James Gachara: les détails montrent que le formulaire 3 a été tiré lors des manifestations de Saba Saba était le fils de l'officier de DCI

Nancy Odindo, journaliste tuko.co.ke, a plus de quatre ans d’expérience couvrant la politique, les nouvelles et les informations kenyanes pour les médias numériques et imprimés.

Laikipia: De nouveaux détails ont émergé entourant la mort de James Gachara, qui a été abattu par la police de Nanyuki lors des manifestations de Saba Saba le 7 juillet 2025.

Selon l’avocat Wahome Thuku, Gachara a été abattu dans le domaine de Likei et s’est effondré sur les lieux. Ses amis se sont précipités à son aide et ont aidé à le transporter dans un hôpital local, où il a ensuite succombé à ses blessures.

Qui est James Gachara?

Gachara, le fils unique de sa famille, n’était qu’un adolescent avec son avenir devant lui. Il était un élève de forme trois à l’école secondaire de Bingwa.

Selon un rapport de Citizen TV, l’étudiant tué était le fils d’un officier de DCI en service stationné dans le comté de Meru.

Une vidéo a fait surface montrant un policier tirant sur Gachara, soulevant de nouvelles préoccupations concernant la conduite des forces de sécurité lors des manifestations.

Dans un plaidoyer déchirant, sa famille a demandé au gouvernement de compenser les factures médicales engagées pour leur permettre de le reposer.

Pendant ce temps, les manifestations de Saba Saba, tenues pour commémorer le mouvement pro-démocratie du Kenya, ont été gâchées par une violence généralisée.

Les vidéos enregistrées ont montré comment les hommes masqués dans des véhicules Subaru non marqués ont infiltré les manifestations et ouvert le feu sur les manifestants et même sur les passants enregistrant des appartements à proximité.

Combien de personnes sont mortes lors des manifestations de Saba Saba?

Dans sa dernière mise à jour, la Kenya National Commission on Human Rights (KNCHR) a confirmé que le nombre de morts des manifestations était passé à 38, avec au moins 130 autres blessures infirmières dans diverses parties du pays.

Les décès couvrent plusieurs comtés, avec le plus élevé rapporté à Kiambu (8), suivi de Nairobi (6), Kajiado (6), Nakuru (4), Kirinyaga (3), Murang’a (3) et autres.

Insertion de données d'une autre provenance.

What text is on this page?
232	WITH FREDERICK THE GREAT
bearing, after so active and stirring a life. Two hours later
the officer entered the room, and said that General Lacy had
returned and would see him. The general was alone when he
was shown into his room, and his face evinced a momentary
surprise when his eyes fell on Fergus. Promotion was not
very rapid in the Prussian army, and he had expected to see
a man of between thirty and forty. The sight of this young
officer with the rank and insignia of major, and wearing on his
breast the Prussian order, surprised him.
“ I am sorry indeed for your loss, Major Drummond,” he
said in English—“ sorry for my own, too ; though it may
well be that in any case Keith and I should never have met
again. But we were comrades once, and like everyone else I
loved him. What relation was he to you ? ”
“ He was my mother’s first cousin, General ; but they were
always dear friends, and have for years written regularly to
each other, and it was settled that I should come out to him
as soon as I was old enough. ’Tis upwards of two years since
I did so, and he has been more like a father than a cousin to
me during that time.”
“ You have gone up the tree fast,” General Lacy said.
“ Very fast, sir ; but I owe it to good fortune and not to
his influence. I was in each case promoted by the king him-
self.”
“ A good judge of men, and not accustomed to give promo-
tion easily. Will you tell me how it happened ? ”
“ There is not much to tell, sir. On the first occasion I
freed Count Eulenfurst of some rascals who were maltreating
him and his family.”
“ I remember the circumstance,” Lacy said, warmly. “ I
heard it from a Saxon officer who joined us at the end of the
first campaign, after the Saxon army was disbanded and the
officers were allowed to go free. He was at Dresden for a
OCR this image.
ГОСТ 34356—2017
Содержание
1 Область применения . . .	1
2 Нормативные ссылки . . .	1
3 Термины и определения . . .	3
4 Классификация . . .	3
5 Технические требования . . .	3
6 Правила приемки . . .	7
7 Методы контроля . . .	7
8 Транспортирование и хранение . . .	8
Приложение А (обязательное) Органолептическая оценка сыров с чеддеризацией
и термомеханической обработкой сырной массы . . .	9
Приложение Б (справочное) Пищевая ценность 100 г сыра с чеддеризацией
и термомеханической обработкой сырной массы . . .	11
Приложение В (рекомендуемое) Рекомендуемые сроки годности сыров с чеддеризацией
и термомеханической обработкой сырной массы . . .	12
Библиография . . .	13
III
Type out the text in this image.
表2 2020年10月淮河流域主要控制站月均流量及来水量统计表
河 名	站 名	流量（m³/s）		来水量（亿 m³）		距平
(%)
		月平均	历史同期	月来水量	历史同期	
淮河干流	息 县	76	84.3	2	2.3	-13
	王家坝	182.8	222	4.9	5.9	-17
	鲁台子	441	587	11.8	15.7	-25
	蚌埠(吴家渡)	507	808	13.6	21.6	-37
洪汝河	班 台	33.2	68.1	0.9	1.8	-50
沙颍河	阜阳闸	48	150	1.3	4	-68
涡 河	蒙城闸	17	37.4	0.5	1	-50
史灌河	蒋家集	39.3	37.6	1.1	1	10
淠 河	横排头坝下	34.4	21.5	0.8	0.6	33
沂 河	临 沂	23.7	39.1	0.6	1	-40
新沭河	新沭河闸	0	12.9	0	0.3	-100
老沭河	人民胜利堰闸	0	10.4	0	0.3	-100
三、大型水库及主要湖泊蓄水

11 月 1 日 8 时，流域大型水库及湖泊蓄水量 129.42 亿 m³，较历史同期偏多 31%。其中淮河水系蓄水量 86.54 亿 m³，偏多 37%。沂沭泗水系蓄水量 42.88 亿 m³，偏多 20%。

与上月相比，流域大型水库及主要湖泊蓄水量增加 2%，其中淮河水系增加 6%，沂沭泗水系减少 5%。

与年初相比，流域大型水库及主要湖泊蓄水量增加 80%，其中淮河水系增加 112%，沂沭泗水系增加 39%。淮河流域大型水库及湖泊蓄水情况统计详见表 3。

Parmi les défunts figuraient quatre femmes et deux enfants, la plupart des victimes identifiées comme des jeunes de moins de 25 ans.

Sur les 15 post-mortems effectués, 14 décès ont été causés par des blessures par balle, y compris celle d’une fillette de 12 ans qui a été abattue en regardant la télévision chez eux à Kiambu.

Knchr a exhorté le gouvernement à s’assurer que les post-mortems sont menés rapidement et de manière transparente, en présence de pathologistes indépendants, d’IPOA et de représentants légaux des familles touchées.

« La majorité de ces familles sont défavorisées et incapables de payer les factures », a déclaré Knchr, appelant le ministère de la Santé à renoncer immédiatement et inconditionnellement à toutes les dépenses médicales engagées par les victimes des démonstrations de Saba Saba.

KNCHR a rapporté que 38 personnes avaient été tuées lors des manifestations de Saba Saba.

Qu’est-il arrivé à Julia Wangui?

Pendant ce temps, Julia Wangui a été arrêtée lors des manifestations de Saba Saba le 7 juillet et plongée à la prison de Nanyuki après avoir omis de lever une caution de 50 000 KSH.

Elle aurait été agressée en détention et est décédée plus tard à l’hôpital, où elle avait été transportée d’urgence pour un traitement.

Wangui était la fille du chef de Nanyuki, Martin Kariuki Rienye, un fonctionnaire aurait interdit de parler aux médias.

Le chef serait déchiré entre le deuil de sa fille et la loyauté envers le gouvernement qu’il sert.

Relecture par Mercy Nyambura, éditeur de copie à tuko.co.ke.